Phils foray into Sabermetrics stats is not elementary

It doesn’t take an Einstein to figure out that the Phillies have been flat out terrible, is it because they have ignored Sabermetrics, or is this just an expensive distraction for the millennials 

When the Phillies hired new GM Matt Klentak, the talk was all about how the Phillies would now embrace the wave of sabermetrics stats that you can look at until your all so sick of numbers that you’ll wonder why you’ve been looking at them in the first place.

There was an article in the media that the Phils would now have a secret weapon called PHIL that was the repository of all info regarding a player’s ability to play this game of baseball (custom made for the Phillies baseball team). As told by Matt Klentak, Basically it’s a place to house all of our information and synthesize it and try to manage it and pool it and bring all together.” 

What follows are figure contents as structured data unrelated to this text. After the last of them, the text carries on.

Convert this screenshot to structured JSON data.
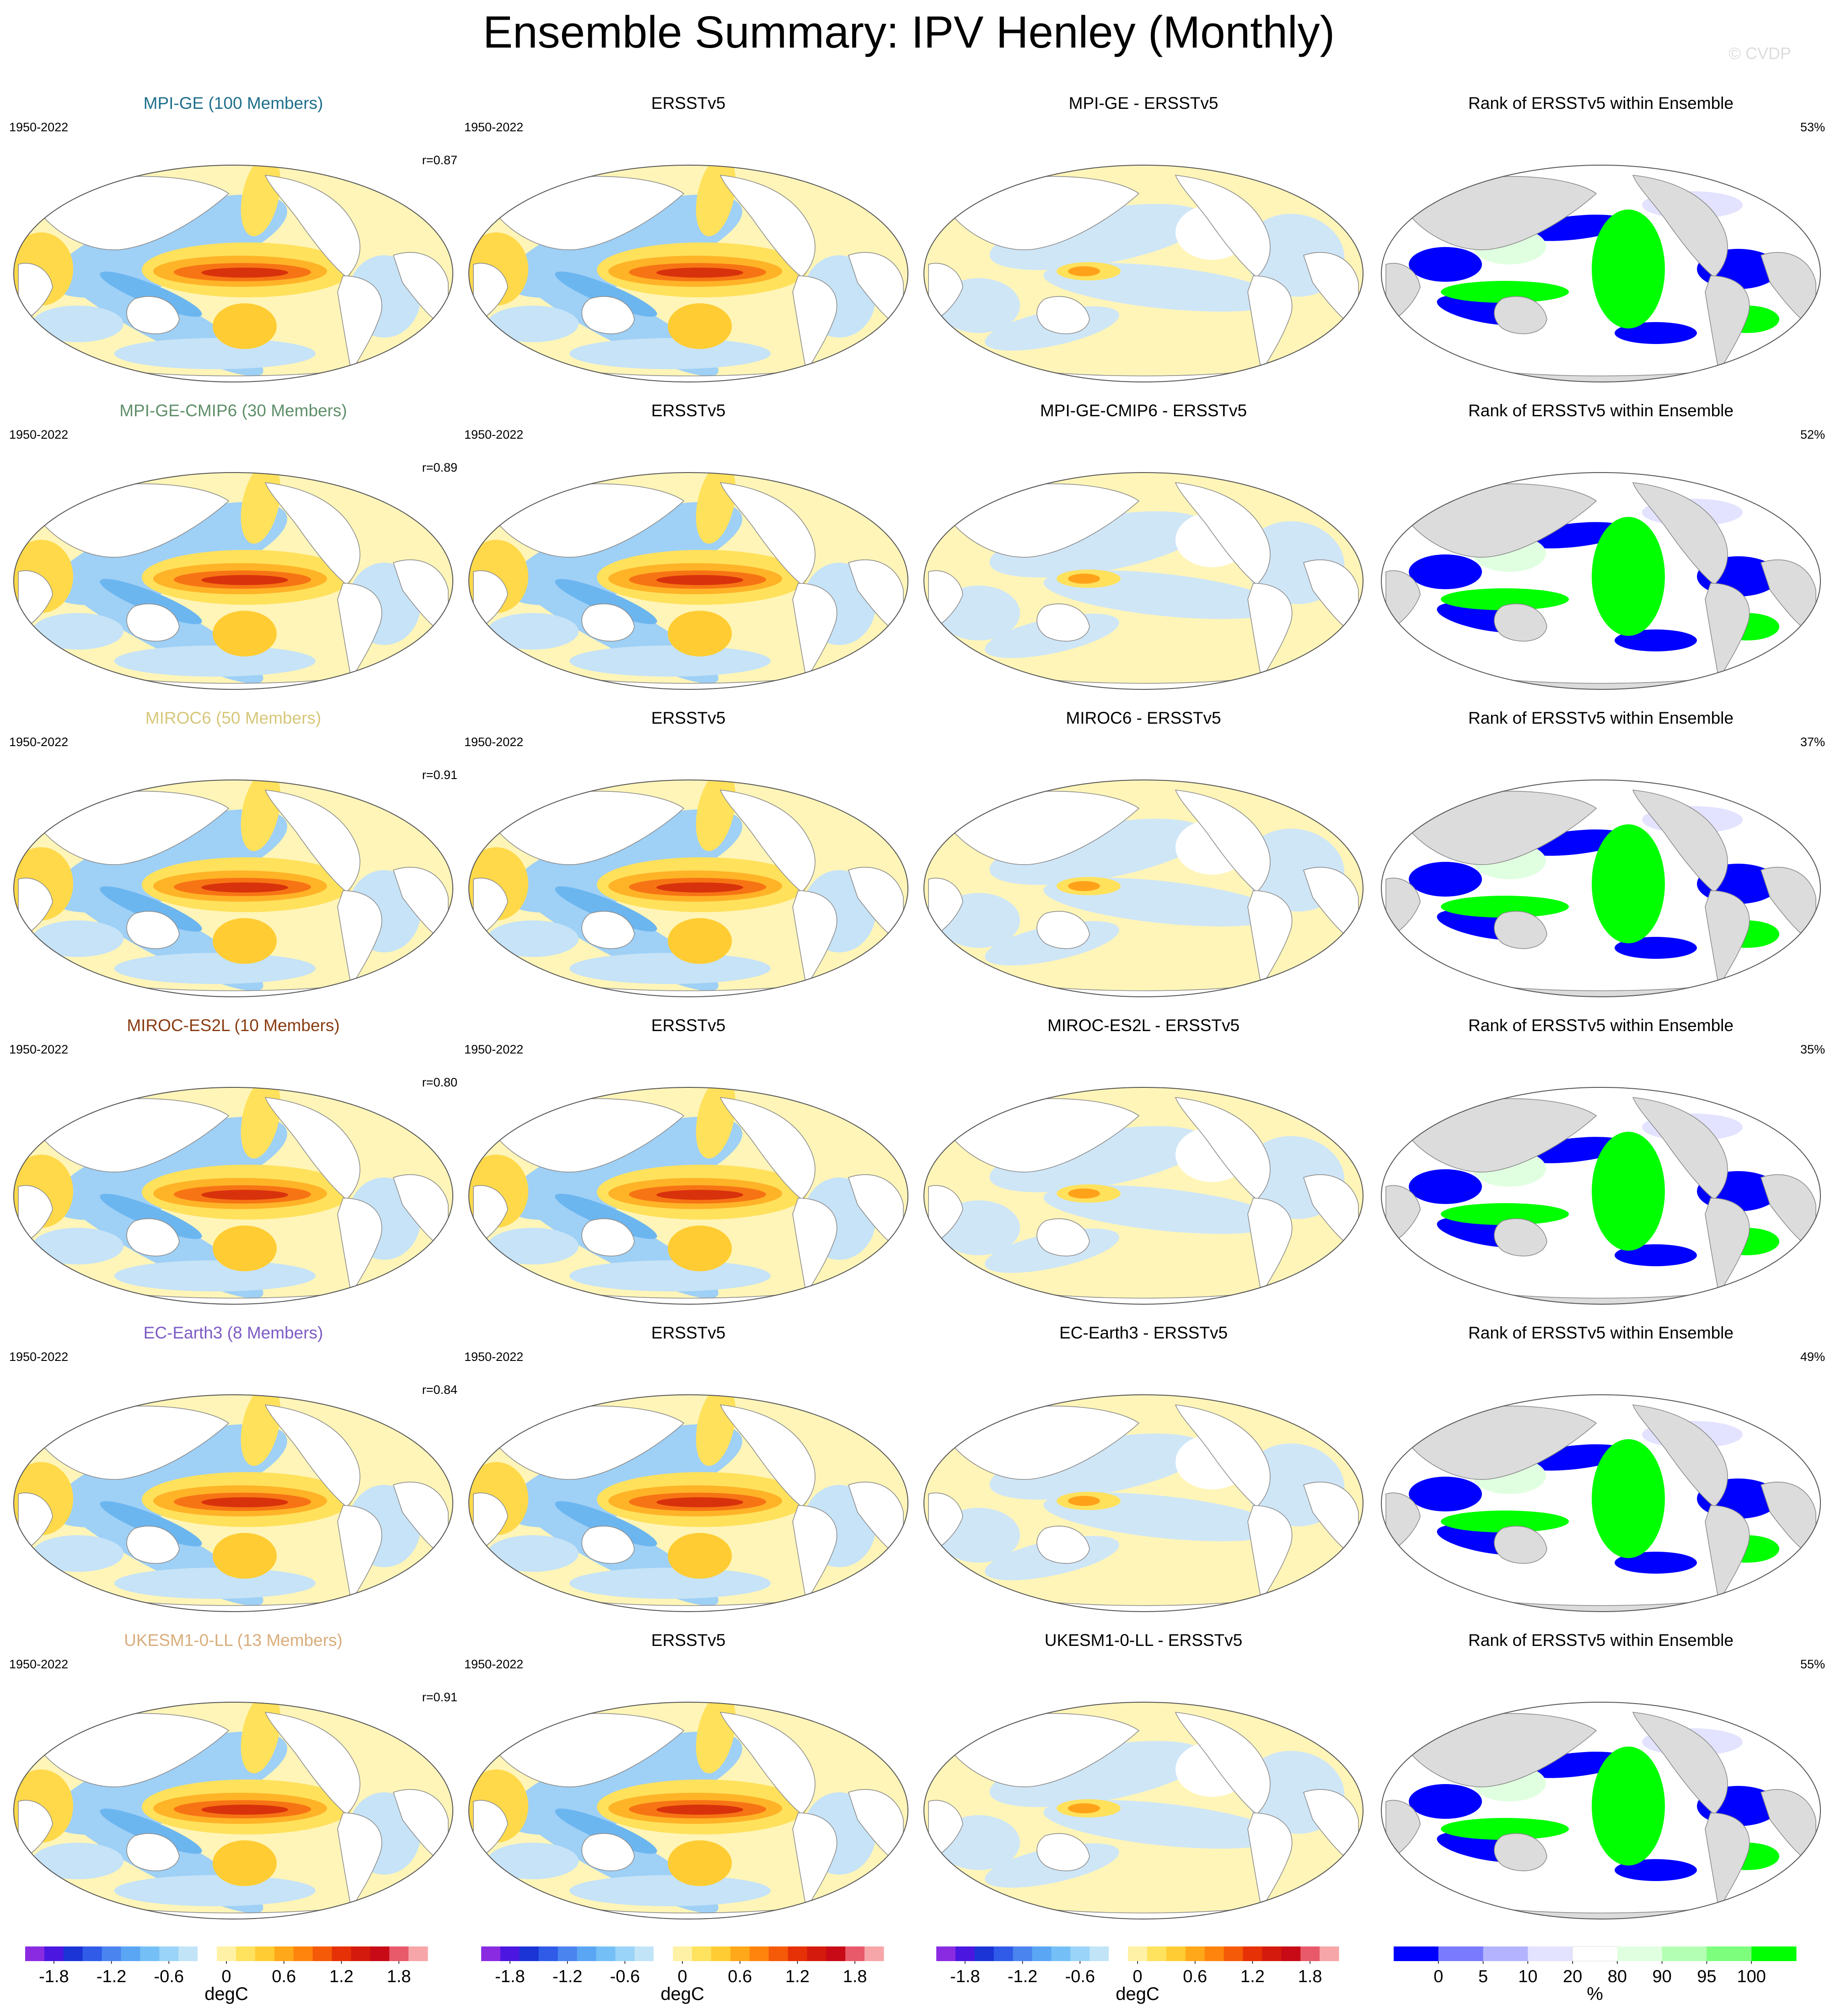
{
  "title": "Ensemble Summary: IPV Henley (Monthly)",
  "watermark": "© CVDP",
  "rows": [
    {
      "model_title": "MPI-GE (100 Members)",
      "model_color": "#1f6f8b",
      "years": "1950-2022",
      "corr": "r=0.87",
      "obs_title": "ERSSTv5",
      "diff_title": "MPI-GE - ERSSTv5",
      "rank_title": "Rank of ERSSTv5 within Ensemble",
      "rank_pct": "53%"
    },
    {
      "model_title": "MPI-GE-CMIP6 (30 Members)",
      "model_color": "#5f8f69",
      "years": "1950-2022",
      "corr": "r=0.89",
      "obs_title": "ERSSTv5",
      "diff_title": "MPI-GE-CMIP6 - ERSSTv5",
      "rank_title": "Rank of ERSSTv5 within Ensemble",
      "rank_pct": "52%"
    },
    {
      "model_title": "MIROC6 (50 Members)",
      "model_color": "#d7c77a",
      "years": "1950-2022",
      "corr": "r=0.91",
      "obs_title": "ERSSTv5",
      "diff_title": "MIROC6 - ERSSTv5",
      "rank_title": "Rank of ERSSTv5 within Ensemble",
      "rank_pct": "37%"
    },
    {
      "model_title": "MIROC-ES2L (10 Members)",
      "model_color": "#8a3c12",
      "years": "1950-2022",
      "corr": "r=0.80",
      "obs_title": "ERSSTv5",
      "diff_title": "MIROC-ES2L - ERSSTv5",
      "rank_title": "Rank of ERSSTv5 within Ensemble",
      "rank_pct": "35%"
    },
    {
      "model_title": "EC-Earth3 (8 Members)",
      "model_color": "#7d5bc6",
      "years": "1950-2022",
      "corr": "r=0.84",
      "obs_title": "ERSSTv5",
      "diff_title": "EC-Earth3 - ERSSTv5",
      "rank_title": "Rank of ERSSTv5 within Ensemble",
      "rank_pct": "49%"
    },
    {
      "model_title": "UKESM1-0-LL (13 Members)",
      "model_color": "#d9ad7c",
      "years": "1950-2022",
      "corr": "r=0.91",
      "obs_title": "ERSSTv5",
      "diff_title": "UKESM1-0-LL - ERSSTv5",
      "rank_title": "Rank of ERSSTv5 within Ensemble",
      "rank_pct": "55%"
    }
  ],
  "chart_data": {
    "type": "heatmap",
    "projection": "Robinson (global, Pacific-centered)",
    "field": "IPV Henley regression pattern of SST",
    "period": "1950-2022",
    "units": "degC",
    "anomaly_colorbar": {
      "label": "degC",
      "ticks": [
        "-1.8",
        "-1.2",
        "-0.6",
        "0",
        "0.6",
        "1.2",
        "1.8"
      ],
      "colors": [
        "#8a2be2",
        "#4b16e0",
        "#1a34d6",
        "#2f5be8",
        "#4a84ef",
        "#5aa6f4",
        "#74c0f6",
        "#9ad4f8",
        "#c2e4f7",
        "#ffffff",
        "#fff2a6",
        "#ffe25e",
        "#ffcc33",
        "#ffa81a",
        "#ff840d",
        "#f55a08",
        "#e63006",
        "#d41a0c",
        "#c70a16",
        "#e85a6a",
        "#f6a6a8"
      ]
    },
    "rank_colorbar": {
      "label": "%",
      "ticks": [
        "0",
        "5",
        "10",
        "20",
        "80",
        "90",
        "95",
        "100"
      ],
      "colors": [
        "#0000ff",
        "#7a7aff",
        "#b3b3ff",
        "#e3e3ff",
        "#ffffff",
        "#e0ffe0",
        "#b3ffb3",
        "#7dff7d",
        "#00ff00"
      ]
    },
    "columns": [
      "Ensemble mean pattern",
      "ERSSTv5 pattern",
      "Ensemble mean minus ERSSTv5",
      "Rank of ERSSTv5 within ensemble"
    ],
    "pattern_correlations": {
      "MPI-GE": 0.87,
      "MPI-GE-CMIP6": 0.89,
      "MIROC6": 0.91,
      "MIROC-ES2L": 0.8,
      "EC-Earth3": 0.84,
      "UKESM1-0-LL": 0.91
    },
    "rank_percent_within_10_90": {
      "MPI-GE": 53,
      "MPI-GE-CMIP6": 52,
      "MIROC6": 37,
      "MIROC-ES2L": 35,
      "EC-Earth3": 49,
      "UKESM1-0-LL": 55
    }
  }
}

Oh happy days, wow, you have a collection of numbers that tell you how great or poor a player is and then everything is magically ok. That’s what I get from that kind of talk. It’s amazing how much people actually buy into this nonsense. It must be the latest generation that really have thrown all of their allegiance to this sort of crap. And, it’s not cheap, all this talk about numbers actually costs a lot of money.

Maybe Klentak and his new number crunching guru, Andy Galdi, who was previously employed by Google, (that’s supposed to be impressing by the way) and that kind of resume don’t come cheap. In this article from the The Morning Call, it is explained why the team picked up Peter Bourgos. Something about his great numbers on Fangraphs, any armchair stats guy could have told you that.

Maybe these new gurus can explain why the team hasn’t sold out Opening Day at the stadium yet. In numbers form of course. Can they come up with a new way to sell more hot dogs or beers using these magical sabermetric numbers? Maybe they’ll raise the price of parking again to pay for all of this grand numbers extravaganza.